If we were to try and predict the next vector of worm infection, we should look at the past six months' advisories and take note of how each one fits into the typical worm mold. Here are some notable releases for the past six months taken from CERT:
- CA-2003-01 :Buffer Overflows in ISC DHCPD Minires Library
- CA-2003-02 :Double-Free Bug in CVS Server
- CA-2003-03 :Buffer Overflow in Windows Locator Service
- CA-2002-36 :Multiple Vulnerabilities in SSH Implementations
- CA-2002-34: Buffer Overflow in Solaris X Window Font Service
- CA-2002-33: Heap Overflow Vulnerability in Microsoft Data Access Components (MDAC)
- CA-2002-31: Multiple Vulnerabilities in BIND
- CA-2002-29: Buffer Overflow in Kerberos Administration Daemon
- CA-2002-26: Buffer Overflow in CDE ToolTalk
These are serious flaws, but are they potential sources for new worms? Applying the worm development factors to recent vulnerabilities, we can eliminate some or all of them as new worm vectors. Below are the CERT advisories linked with the most current information available (which is of course subject to change without notice):
| Advisory | Exploit | Adequate Targets | Time Since Advisory |
| Buffer Overflows in DHCPD | Yes | Yes | 1 Month |
| Double-Free Bug in CVS | No | No | 1 Month |
| Buffer Overflow in Windows Locator Service | Private | No | 1 Month |
| Multiple Vulnerabilities in SSH Implementations | No | No | 2 Months |
| Buffer Overflow in Solaris X Window Font Service | Yes | No | 3 Months |
| Heap Overflow Vulnerability in Microsoft Data Access Components (MDAC) | No | No | 3 Months |
| Multiple Vulnerabilities in BIND | No | Yes | 3 Months |
| Buffer Overflow in Kerberos Administration Daemon | Yes | No | 4 Months |
| Buffer Overflow in CDE ToolTalk | No | No | 6 Months |
At the time of this writing, the only reasonable current worm vector is the DHCPD vulnerability. It fills all the criteria need for worm development.
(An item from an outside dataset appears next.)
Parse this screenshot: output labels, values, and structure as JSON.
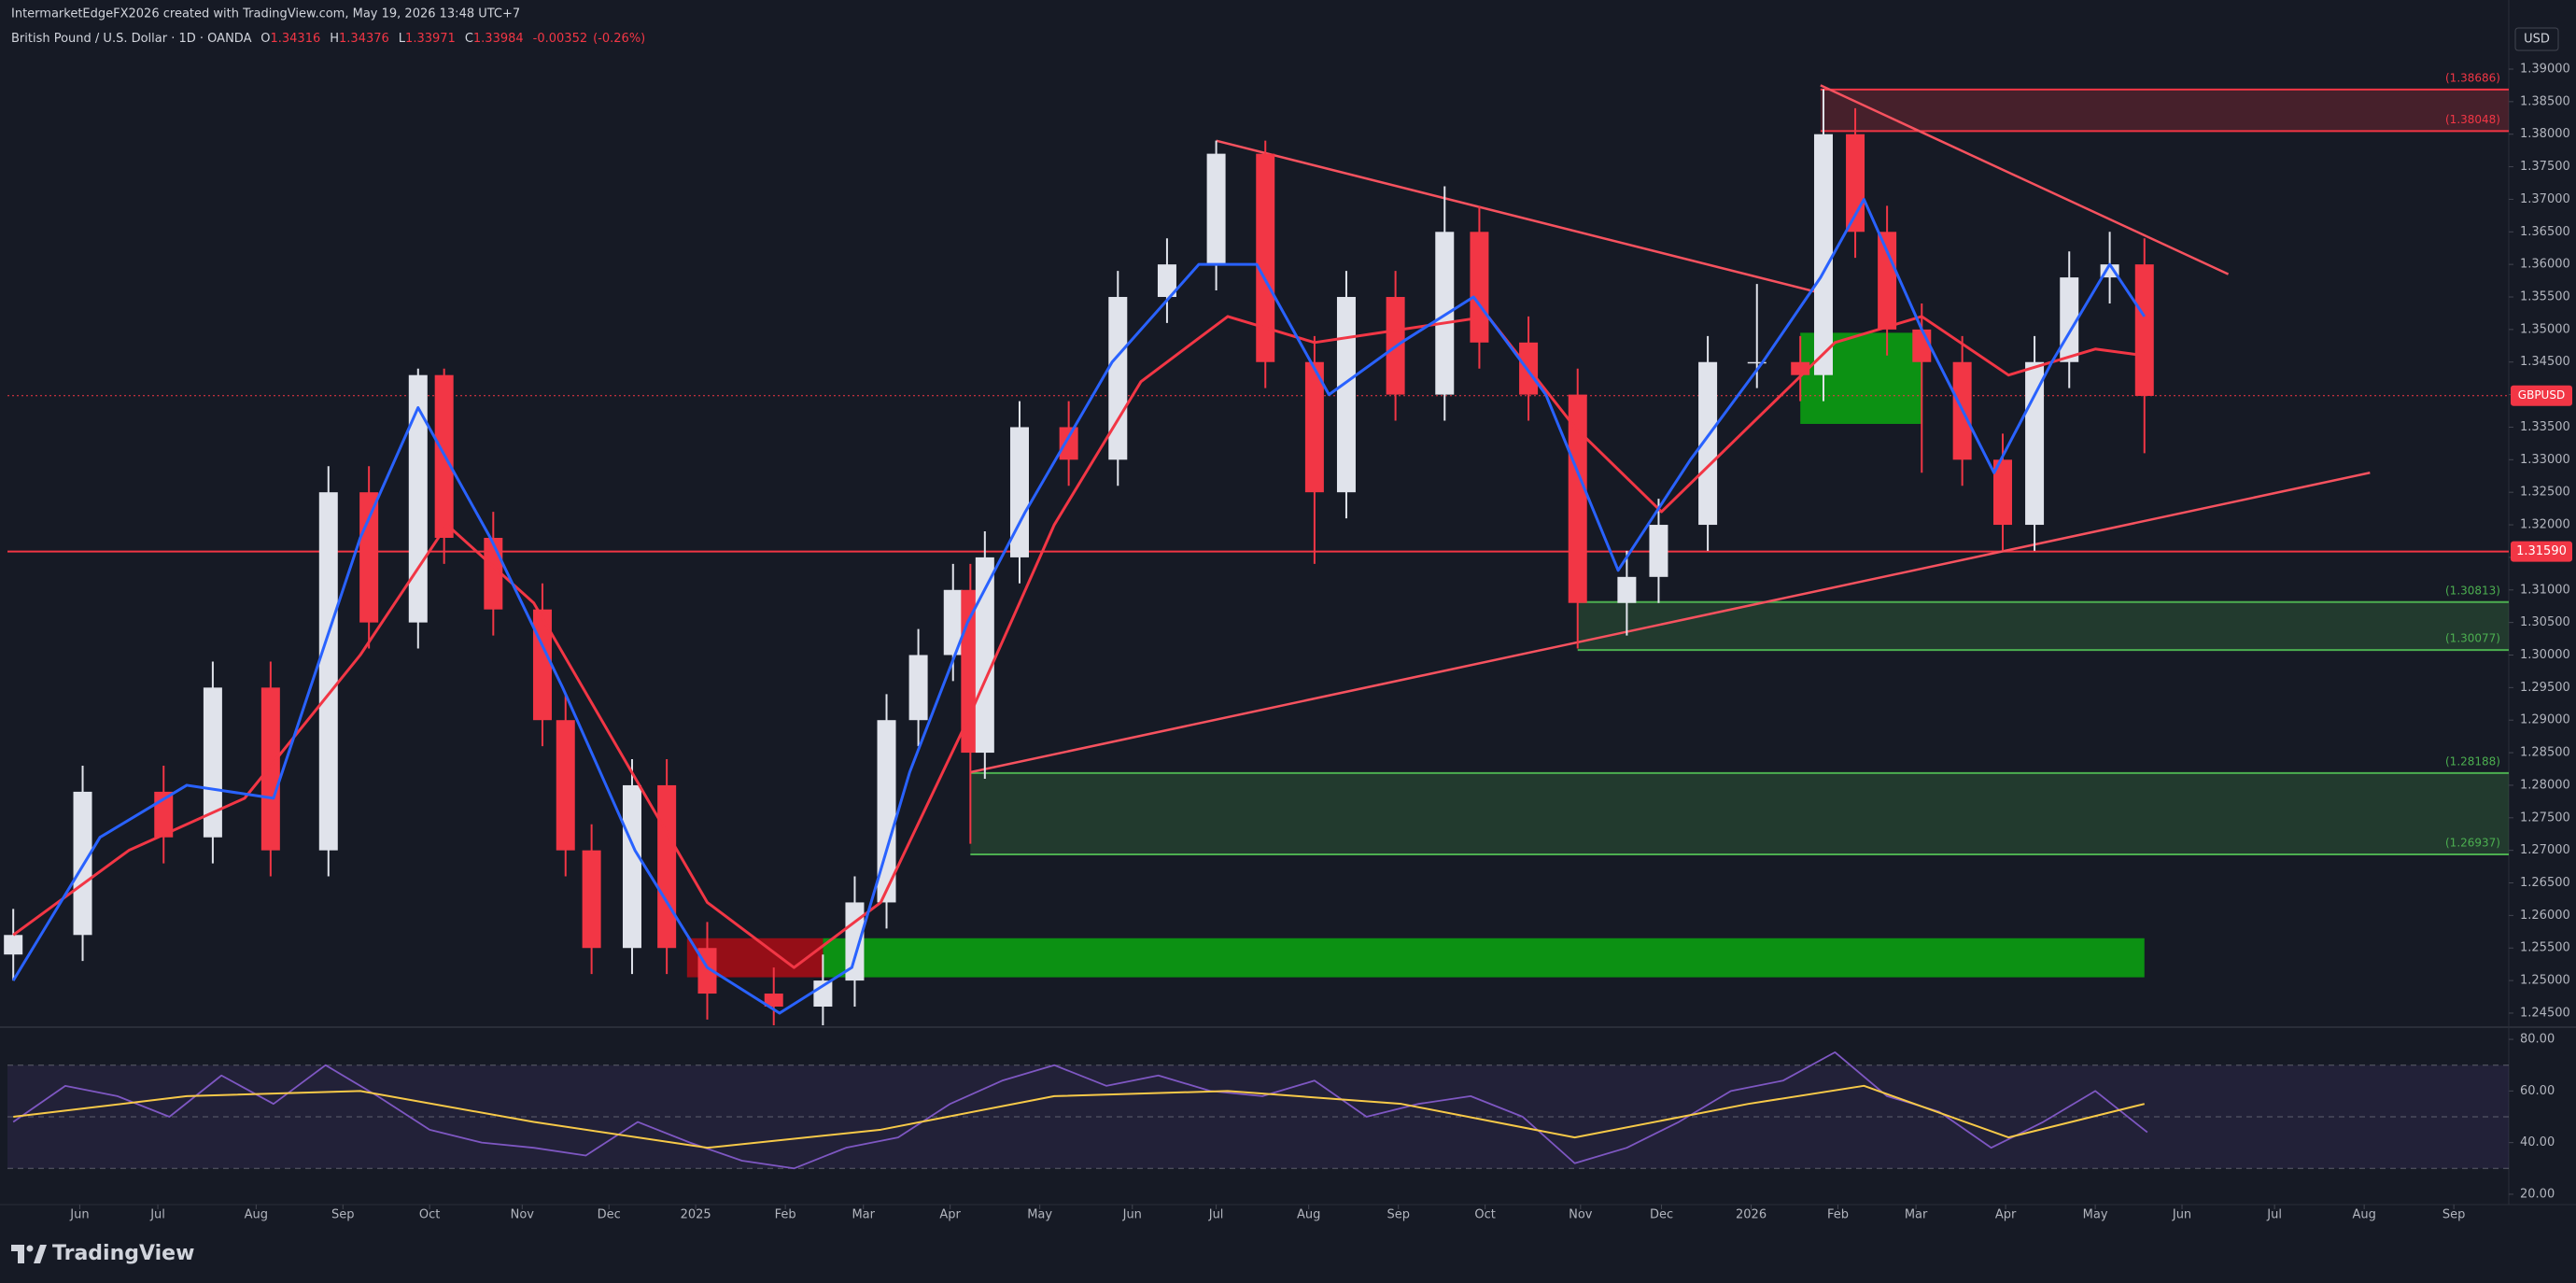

If it were to be the next worm, it may not be as prolific as an attack on IIS or MSSQL, but I believe there are enough broadband users with a Linux firewall who are running vulnerable versions of DHCPD to achieve critical mass. This doesn't necessarily mean there *will* be a DHCPD worm. However, the elements necessary for a DHCPD worm are present.
Conclusion
Because of the predictability of worm development, we should not be caught totally unprepared. While there is little the average sysadmin can do to mitigate the effect of a worm on the Internet as a whole, one should plan for protecting their own network as best as possible. An outbreak on the Internet is an inconvenience; an outbreak on your internal network is potentially devastating. In order to mitigate this risk, you should do the following:
- Employ a patch management solution to track software and versions within the organization and follow major patch release mailing lists.
- Perform regular vulnerability scans
- Ensure all security devices are in line with corporate security policy
- Deploy anti-virus on the desktop and the mail gateway
- Have staff to monitor the network and alert you of problems 24 hours a day
This list could go on and on, as protecting your network against worms is essentially just following general security "best practices". However, one countermeasure - 24x7 monitoring, can be especially useful. If you don't have a 24-hour staff monitoring your network, consider outsourcing this service to a managed security services provider (MSSP). They will not only be able to alert you at the first sign of trouble, but can do so at any time, day or night. You can also utilize their expertise in dealing with the outbreak. In any event, make sure you have a plan in place, because it's not a matter of if the next worm will strike, but when.